On video as well as tactical, de Soya can see Aenea’s ship slowly turning from the vertical to the horizontal. No wings appear. This attitude would be strange for the passengers, but makes no practical difference—the internal fields must still be controlling “up” and “down.” The ship, looking more than ever like a silver dirigible drifting with the soft breezes, floats over the river and railyards of northwest DaVinci. Traffic control demands a response, but the com channels remain silent.
What have I forgotten? wonders Father Captain de Soya.
When Aenea asked the ship to rotate to the horizontal, I admit that I almost lost my composure for a moment.
The sense of losing one’s balance was all but overwhelming. All three of us had been standing near the edge of the circular room, looking down through the clear hull as if peering over a cliff’s edge. Now we tipped over toward those lights a thousand meters below. A. Bettik and I took several involuntary steps back toward the center of the room—I actually flailed my ar
ms to keep my balance—but Aenea remained at the edge of the room, watching the ground tip up and become a wall of city buildings and lights.
I almost sat down on the couch, but I managed to remain standing and control my vertigo by seeing the ground as a giant wall we were flying past. Streets and the rectangular grid of city blocks moved by as we drifted forward. I turned in a complete circle, seeing the few brightest stars through the city glare behind me. The clouds reflected back the orange lights of the city.
“What are we looking for now?” I asked. At intervals the ship reported the presence of the circling aircraft and the number of sensors probing us. We had ordered the ship to shut off the insistent demands of spaceport traffic control.
Aenea had wanted to see the river. Now we were over it—a dark, serpentine ribbon wound through the city lights. We drifted over it toward the northwest. Occasionally a barge or pleasure boat passed underneath—although from this perspective, the lights seemed to crawl up or down the “wall” of the city we were drifting by.

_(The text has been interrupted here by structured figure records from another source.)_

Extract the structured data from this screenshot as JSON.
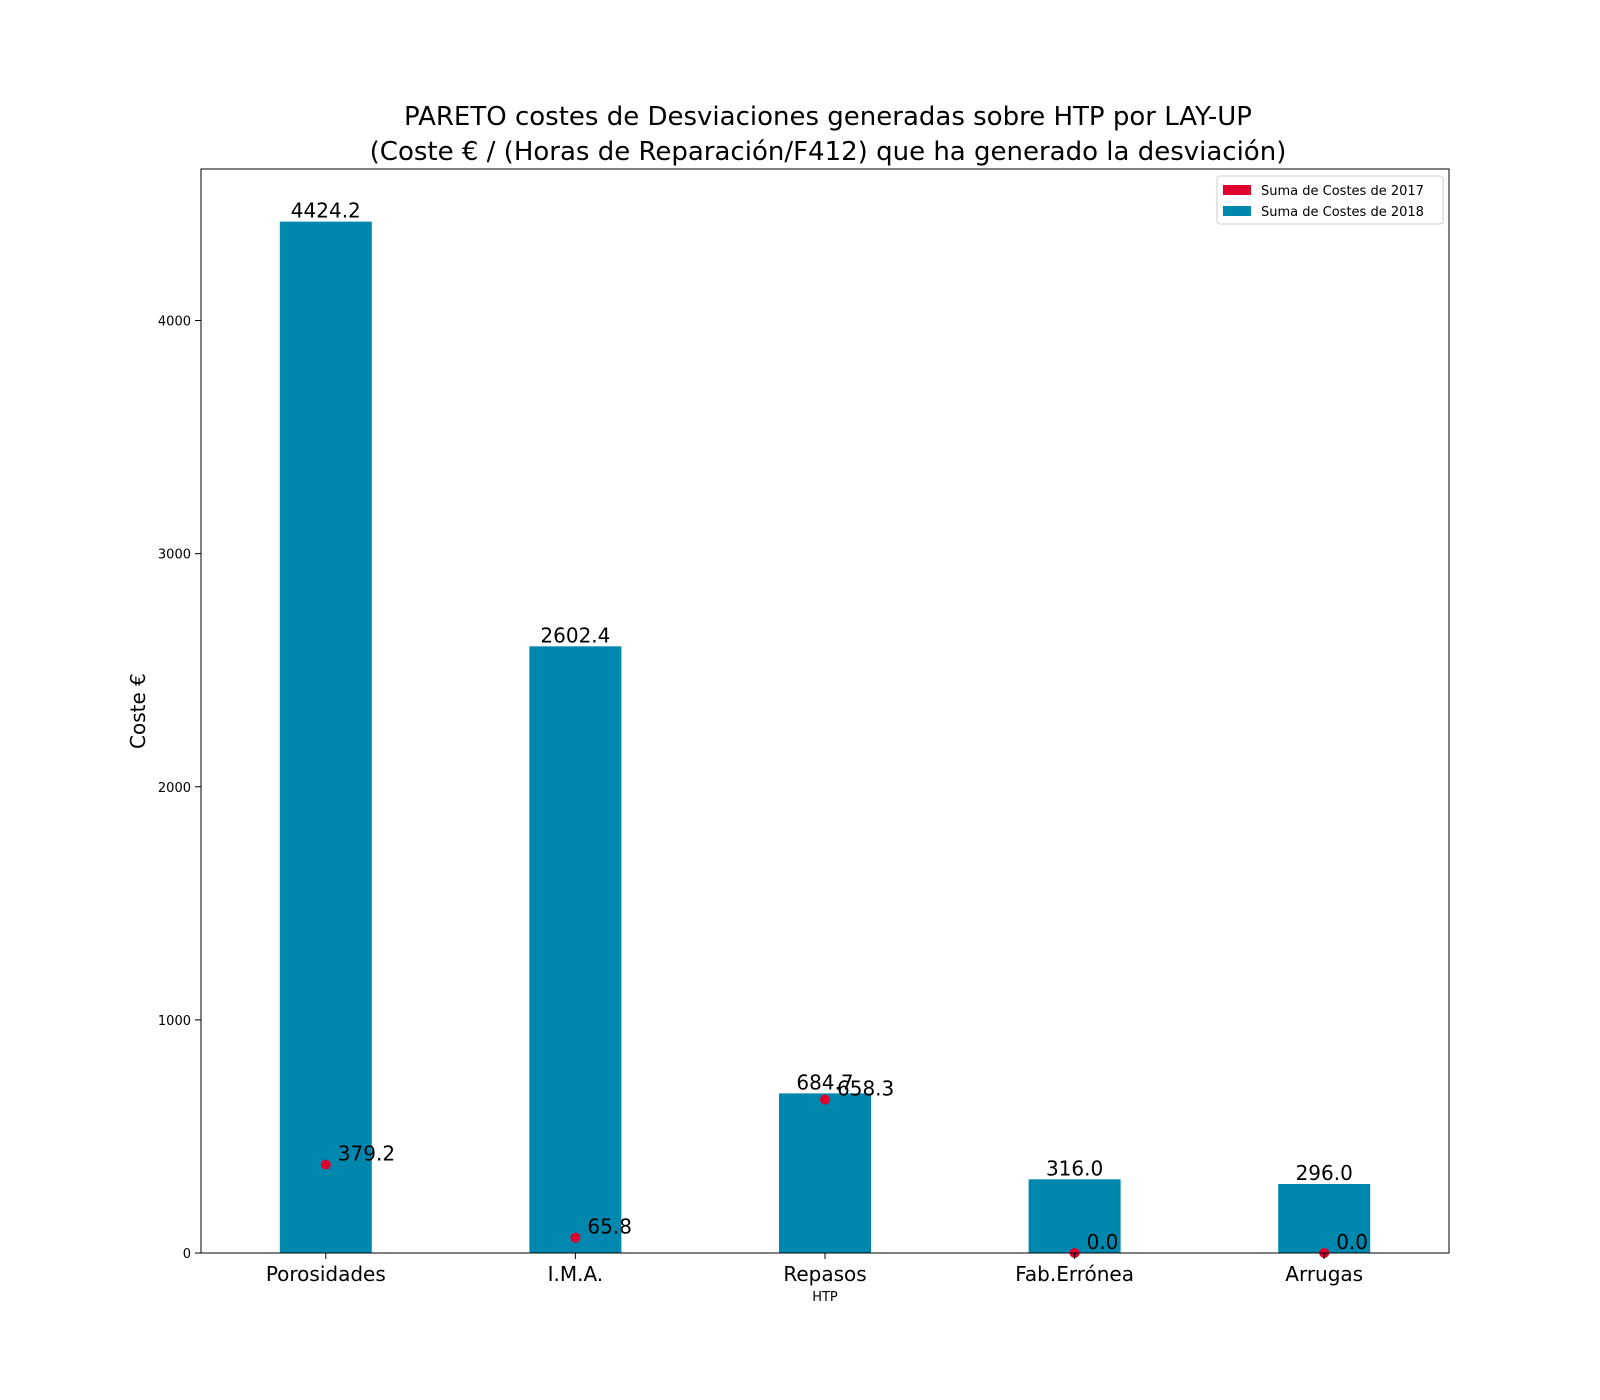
{
  "chart_data": {
    "type": "bar",
    "title_lines": [
      "PARETO costes de Desviaciones  generadas  sobre HTP por LAY-UP",
      "(Coste € / (Horas de Reparación/F412) que ha generado la desviación)"
    ],
    "xlabel": "HTP",
    "ylabel": "Coste €",
    "categories": [
      "Porosidades",
      "I.M.A.",
      "Repasos",
      "Fab.Errónea",
      "Arrugas"
    ],
    "ylim": [
      0,
      4650
    ],
    "yticks": [
      0,
      1000,
      2000,
      3000,
      4000
    ],
    "grid": false,
    "legend_position": "top-right",
    "series": [
      {
        "name": "Suma de Costes de 2018",
        "kind": "bar",
        "color": "#0087AE",
        "values": [
          4424.2,
          2602.4,
          684.7,
          316.0,
          296.0
        ],
        "labels": [
          "4424.2",
          "2602.4",
          "684.7",
          "316.0",
          "296.0"
        ]
      },
      {
        "name": "Suma de Costes de 2017",
        "kind": "point",
        "color": "#E0002E",
        "values": [
          379.2,
          65.8,
          658.3,
          0.0,
          0.0
        ],
        "labels": [
          "379.2",
          "65.8",
          "658.3",
          "0.0",
          "0.0"
        ]
      }
    ],
    "legend": [
      {
        "label": "Suma de Costes de 2017",
        "color": "#E0002E"
      },
      {
        "label": "Suma de Costes de 2018",
        "color": "#0087AE"
      }
    ]
  }
}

Instead of answering me directly, Aenea said, “Ship, you’re sure that this used to be part of the Tethys?”
“According to my charts,” said the ship. “Of course, my memory is not …”
“There!” cried A. Bettik, pointing directly ahead down the line of dark river.
I could see nothing, but evidently Aenea did. “Get us lower,” she ordered the ship. “Quickly.”
“The safety margins have already been violated,” said the ship. “If we drop below this altitude, we may …”
“Do it!” shouted the girl. “Override. Code6 Prelude—C-Sharp.’ Do it!”
The ship lurched down and forward.
“Head for that arch,” said Aenea, pointing directly overhead along the wall of city and dark river.
“Arch?” I said. Then I saw it—a black chord, an arc of darkness against the city lights.